Coup d’éclat pathétique ou coup d’Etat politique ?
Par Mesloub Khider – D’aucuns affirment que le pouvoir, face à la contestation populaire de la rue, a reculé. Certes il a reculé, mais juste la date de sa fin qu’il tient à pérenniser à tout prix, pour continuer à siphonner les derniers deniers publics «claniquement» privatisés.
Ainsi, par un tour de prestidigitation pathologiquement pathétique, le régime opaque caporalisé a procédé subrepticement à un coup d’Etat politique déguisé en coup d’éclat pathétique, poétique, annoncé par une missive rédigée dans un style littéraire où l’envolée lyrique le dispute aux épanchements intimes cliniques ; les effusions personnelles le disputent aux confusions politiques. De l’aveu de Bouteflika, il n’a jamais songé se présenter à sa propre succession. Succéder à sa présente propre personne. Sa probité intellectuelle plaide pour sa gouverne, étant entendu que sa gouvernance préside avec probité morale.

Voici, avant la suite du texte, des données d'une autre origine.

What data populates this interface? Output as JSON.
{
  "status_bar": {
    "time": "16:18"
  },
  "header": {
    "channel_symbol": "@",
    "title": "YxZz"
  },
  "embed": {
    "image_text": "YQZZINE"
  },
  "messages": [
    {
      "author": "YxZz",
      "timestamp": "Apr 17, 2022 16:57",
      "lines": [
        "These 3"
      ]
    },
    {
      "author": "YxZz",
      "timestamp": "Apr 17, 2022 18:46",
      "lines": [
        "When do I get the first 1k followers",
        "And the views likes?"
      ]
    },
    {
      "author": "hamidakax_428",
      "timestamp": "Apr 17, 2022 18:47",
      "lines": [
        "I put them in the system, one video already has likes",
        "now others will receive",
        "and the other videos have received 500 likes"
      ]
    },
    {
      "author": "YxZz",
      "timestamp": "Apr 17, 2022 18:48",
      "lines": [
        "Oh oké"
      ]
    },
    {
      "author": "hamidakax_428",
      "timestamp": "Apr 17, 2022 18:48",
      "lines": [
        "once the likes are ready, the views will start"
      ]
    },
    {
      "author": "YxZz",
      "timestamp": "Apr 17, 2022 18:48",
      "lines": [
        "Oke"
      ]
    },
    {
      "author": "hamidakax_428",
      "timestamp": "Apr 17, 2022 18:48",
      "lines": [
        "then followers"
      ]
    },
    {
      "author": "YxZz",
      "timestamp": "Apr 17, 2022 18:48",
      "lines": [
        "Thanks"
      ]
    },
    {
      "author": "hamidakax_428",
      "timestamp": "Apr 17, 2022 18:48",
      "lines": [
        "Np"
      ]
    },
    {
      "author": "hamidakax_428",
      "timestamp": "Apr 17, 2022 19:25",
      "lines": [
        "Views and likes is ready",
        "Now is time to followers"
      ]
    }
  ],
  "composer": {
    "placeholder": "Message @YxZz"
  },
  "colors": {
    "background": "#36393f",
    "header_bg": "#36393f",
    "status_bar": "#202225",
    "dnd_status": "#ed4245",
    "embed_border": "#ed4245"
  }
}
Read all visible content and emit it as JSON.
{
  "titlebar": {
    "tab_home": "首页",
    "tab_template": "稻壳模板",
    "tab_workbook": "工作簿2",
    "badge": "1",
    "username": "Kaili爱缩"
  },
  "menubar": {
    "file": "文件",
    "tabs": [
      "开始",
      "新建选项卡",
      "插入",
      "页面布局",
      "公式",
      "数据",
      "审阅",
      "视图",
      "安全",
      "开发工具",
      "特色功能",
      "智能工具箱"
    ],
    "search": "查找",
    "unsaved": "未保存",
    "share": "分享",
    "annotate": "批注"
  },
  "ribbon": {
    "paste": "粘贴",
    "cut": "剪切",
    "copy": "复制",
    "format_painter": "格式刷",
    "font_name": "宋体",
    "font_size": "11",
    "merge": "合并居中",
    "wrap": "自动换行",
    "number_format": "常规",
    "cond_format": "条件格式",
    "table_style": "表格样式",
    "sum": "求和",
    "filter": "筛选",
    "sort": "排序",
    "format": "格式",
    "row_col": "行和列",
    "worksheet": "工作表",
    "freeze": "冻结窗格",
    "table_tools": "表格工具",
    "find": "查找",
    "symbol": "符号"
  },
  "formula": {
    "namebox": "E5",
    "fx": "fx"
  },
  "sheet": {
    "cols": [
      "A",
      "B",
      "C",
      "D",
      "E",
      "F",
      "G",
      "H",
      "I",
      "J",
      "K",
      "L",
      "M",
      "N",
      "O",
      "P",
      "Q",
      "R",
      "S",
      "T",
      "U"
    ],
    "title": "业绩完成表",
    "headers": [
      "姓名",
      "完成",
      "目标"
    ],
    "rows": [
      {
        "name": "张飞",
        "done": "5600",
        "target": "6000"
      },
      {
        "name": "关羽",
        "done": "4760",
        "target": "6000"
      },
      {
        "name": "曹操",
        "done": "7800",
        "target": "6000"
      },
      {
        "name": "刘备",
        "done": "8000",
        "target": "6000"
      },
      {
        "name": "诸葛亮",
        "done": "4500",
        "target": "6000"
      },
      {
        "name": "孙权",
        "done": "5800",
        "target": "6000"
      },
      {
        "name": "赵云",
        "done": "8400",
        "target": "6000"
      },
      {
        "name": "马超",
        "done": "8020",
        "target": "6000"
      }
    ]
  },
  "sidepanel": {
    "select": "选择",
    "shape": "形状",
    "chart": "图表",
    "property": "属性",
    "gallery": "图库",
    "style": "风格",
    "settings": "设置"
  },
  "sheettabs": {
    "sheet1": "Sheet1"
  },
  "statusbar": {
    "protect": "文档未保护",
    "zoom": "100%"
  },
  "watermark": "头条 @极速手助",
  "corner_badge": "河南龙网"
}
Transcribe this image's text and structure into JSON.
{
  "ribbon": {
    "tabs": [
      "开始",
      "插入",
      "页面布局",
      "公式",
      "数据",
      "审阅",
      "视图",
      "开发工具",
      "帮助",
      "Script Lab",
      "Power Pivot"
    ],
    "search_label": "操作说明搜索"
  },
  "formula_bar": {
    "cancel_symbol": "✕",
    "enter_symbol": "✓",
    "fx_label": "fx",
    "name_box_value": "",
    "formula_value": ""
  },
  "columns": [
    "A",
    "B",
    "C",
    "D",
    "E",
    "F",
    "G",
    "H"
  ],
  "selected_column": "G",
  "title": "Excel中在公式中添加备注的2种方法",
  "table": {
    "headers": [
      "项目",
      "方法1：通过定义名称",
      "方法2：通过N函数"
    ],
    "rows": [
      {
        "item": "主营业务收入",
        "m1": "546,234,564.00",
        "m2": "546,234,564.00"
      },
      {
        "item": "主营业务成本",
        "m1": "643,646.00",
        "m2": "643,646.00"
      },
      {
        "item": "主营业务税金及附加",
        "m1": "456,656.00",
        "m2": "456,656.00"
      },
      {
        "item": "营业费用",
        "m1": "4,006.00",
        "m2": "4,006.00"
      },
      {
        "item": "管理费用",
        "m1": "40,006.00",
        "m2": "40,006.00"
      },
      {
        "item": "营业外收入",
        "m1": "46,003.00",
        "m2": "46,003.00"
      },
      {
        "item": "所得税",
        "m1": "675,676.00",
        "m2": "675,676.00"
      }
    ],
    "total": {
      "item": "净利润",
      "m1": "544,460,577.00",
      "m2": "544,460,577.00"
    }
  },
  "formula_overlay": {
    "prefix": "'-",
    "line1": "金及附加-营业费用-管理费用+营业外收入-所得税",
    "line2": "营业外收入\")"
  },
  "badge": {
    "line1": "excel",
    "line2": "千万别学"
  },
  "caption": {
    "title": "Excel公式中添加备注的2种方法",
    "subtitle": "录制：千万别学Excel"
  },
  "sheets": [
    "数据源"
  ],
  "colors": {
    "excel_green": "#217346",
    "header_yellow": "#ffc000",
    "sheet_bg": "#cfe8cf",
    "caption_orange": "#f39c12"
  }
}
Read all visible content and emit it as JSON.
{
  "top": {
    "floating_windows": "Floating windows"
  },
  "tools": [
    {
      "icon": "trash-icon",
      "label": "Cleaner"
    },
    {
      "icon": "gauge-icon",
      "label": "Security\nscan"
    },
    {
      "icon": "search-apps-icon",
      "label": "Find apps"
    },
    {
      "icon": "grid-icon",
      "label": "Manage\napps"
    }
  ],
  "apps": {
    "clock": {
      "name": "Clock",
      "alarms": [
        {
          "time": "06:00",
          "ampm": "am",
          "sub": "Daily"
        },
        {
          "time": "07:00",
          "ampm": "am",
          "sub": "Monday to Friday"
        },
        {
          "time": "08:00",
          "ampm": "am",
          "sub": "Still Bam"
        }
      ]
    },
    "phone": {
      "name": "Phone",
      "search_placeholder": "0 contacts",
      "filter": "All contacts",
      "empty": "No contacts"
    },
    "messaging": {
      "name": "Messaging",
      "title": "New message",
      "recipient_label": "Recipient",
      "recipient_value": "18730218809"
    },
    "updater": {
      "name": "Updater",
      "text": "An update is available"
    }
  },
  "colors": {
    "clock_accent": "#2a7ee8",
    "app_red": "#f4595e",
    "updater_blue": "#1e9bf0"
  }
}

D’autant que, eu égard à son état fragile, il n’a plus, selon ses aveux, la capacité physique de diriger son Etat tout aussi fragilisé. Pour preuve de son honnêteté intellectuelle, il déclare, dans son émouvante lettre larmoyante de vérité morale et de virilité politique, avoir décidé ne pas candidater à la magistrature suprême et d’annuler la prochaine élection présidentielle. Par cet aveu de son incapacité médicale à briguer un cinquième mandat, lors de l’élection prévue initialement le 18 avril prochain, Bouteflika confesse ainsi ne plus être en mesure de remplir dès lors ses fonctions présidentielles à compter de cette date. La logique voudrait qu’il se démette de ses fonctions, en raison justement de son état de santé.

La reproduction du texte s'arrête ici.